若不是宝芸原本就知道盛琅月是什么样的人,她都快相信盛琅月的这个眼神了。
“皇上,臣妾听说了郡主在北境的所作所为,也十分敬佩郡主。就凭她做的事情,别说是封为县主了,就是封一个公主都是绰绰有余。”盛琅月看了宝芸一眼,又看向了晏烈,微笑道。
一听到盛琅月说是她可以被封为公主,宝芸不好的预感越来越强烈。不知道盛琅月这样说的目的是什么。
难不成盛琅月真的舍得将她封为公主?
她正想着,司马长空就说道:“老臣替宝芸谢过娘娘好心了,但是老臣只是一个外臣,不敢想那些本不该是自己的东西,宝芸也不会想的。而且外臣的女儿封为公主,多半是为了和亲。宝芸现在已经和卫将军有了婚约,只怕是不合适。”
听司马长空说完,宝芸皱了皱眉,她想盛琅月不会没有想到这一点,若是就这样贸贸然提议将她封为公主,这没有一个合理的说法。、
盛琅月不像是会出这种主意的人。
果然,她才想到这里,就听到盛琅月说道:“这一点本宫就要和司马大将军商议商议,看司马大将军愿不愿意割爱了。”
听到这里,宝芸的脑海中好像有了一丝线索,她似乎想到了盛琅月究竟想做什么。
“本宫膝下只有晏辰这一个儿子,都说女儿贴心,本宫一直都想要一个女儿,可是这一直都是本宫的一个遗憾。现在听到郡主在北境的所作作为,又看皇上不知道怎么赏郡主。本宫就想着,认了郡主为义女,这样就可以理所当然的封郡主为公主了。那最封地的事情,一个公主有封地那就是理所当然的了。”
宝芸差点就不敢相信自己的耳朵,以盛琅月说的,似乎一切都是在为了她着想。又是理所当然地封为公主,又是理所当然的有了封地,这好事不能让她一个人就占了吧。

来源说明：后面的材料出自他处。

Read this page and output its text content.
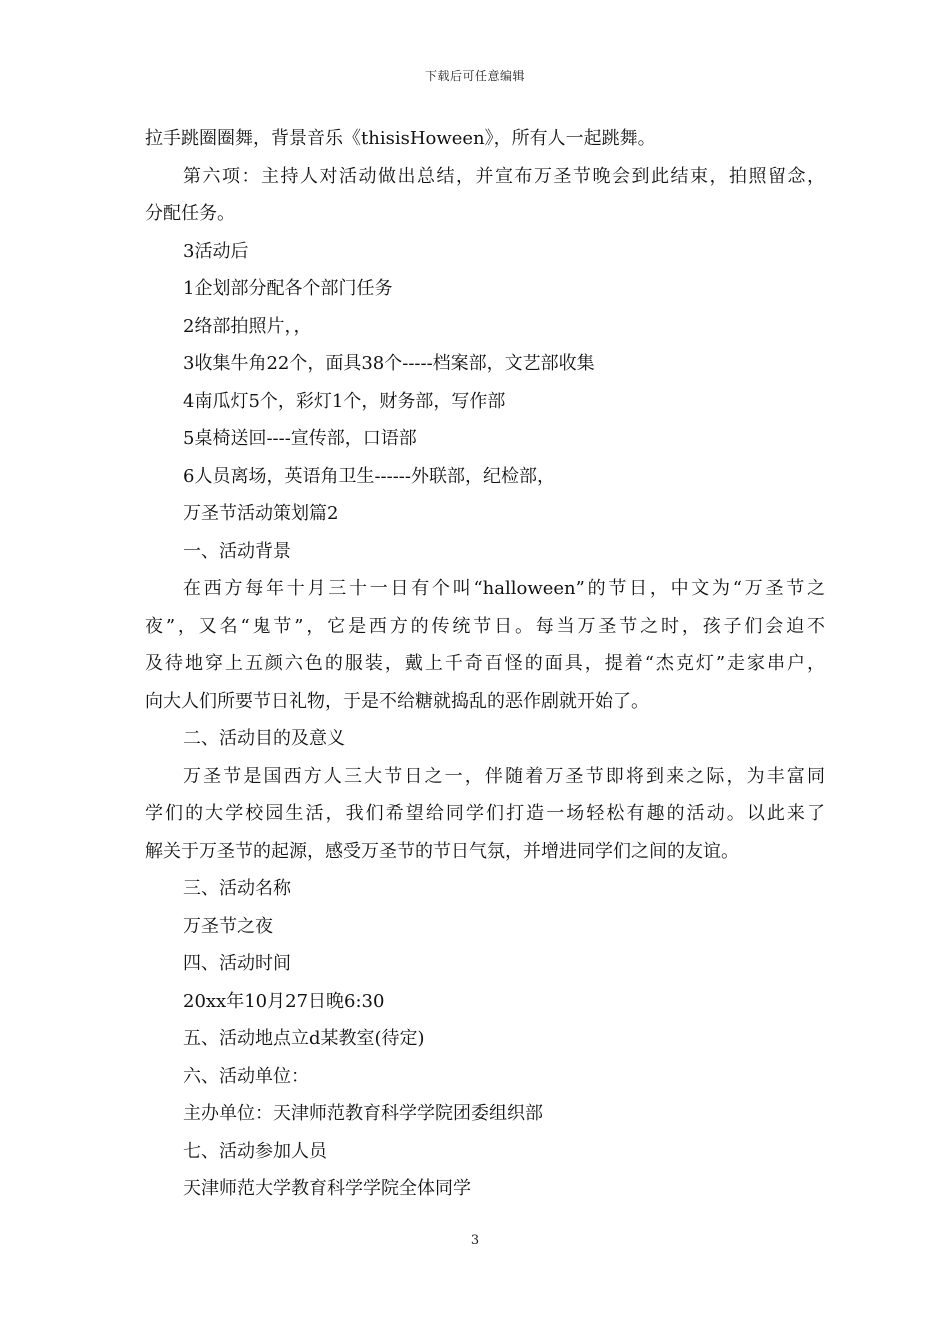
下载后可任意编辑
拉手跳圈圈舞，背景音乐《thisisHoween》，所有人一起跳舞。
第六项：主持人对活动做出总结，并宣布万圣节晚会到此结束，拍照留念，
分配任务。
3活动后
1企划部分配各个部门任务
2络部拍照片，，
3收集牛角22个，面具38个-----档案部，文艺部收集
4南瓜灯5个，彩灯1个，财务部，写作部
5桌椅送回----宣传部，口语部
6人员离场，英语角卫生------外联部，纪检部，
万圣节活动策划篇2
一、活动背景
在西方每年十月三十一日有个叫“halloween”的节日，中文为“万圣节之
夜”，又名“鬼节”，它是西方的传统节日。每当万圣节之时，孩子们会迫不
及待地穿上五颜六色的服装，戴上千奇百怪的面具，提着“杰克灯”走家串户，
向大人们所要节日礼物，于是不给糖就捣乱的恶作剧就开始了。
二、活动目的及意义
万圣节是国西方人三大节日之一，伴随着万圣节即将到来之际，为丰富同
学们的大学校园生活，我们希望给同学们打造一场轻松有趣的活动。以此来了
解关于万圣节的起源，感受万圣节的节日气氛，并增进同学们之间的友谊。
三、活动名称
万圣节之夜
四、活动时间
20xx年10月27日晚6:30
五、活动地点立d某教室(待定)
六、活动单位：
主办单位：天津师范教育科学学院团委组织部
七、活动参加人员
天津师范大学教育科学学院全体同学
3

想着,宝芸在心中冷笑,按表面看是这样,但是只要细想,就能知道盛琅月打的是什么主意。
第一,让司马长空割爱,让她认盛琅月为义母,有了一个身为皇后的义母,看似是她占了便宜,但她要是答应了,那就是天下第一号大傻瓜了。第二,便是盛琅月想要用她和卫嵘的婚约做筏子了。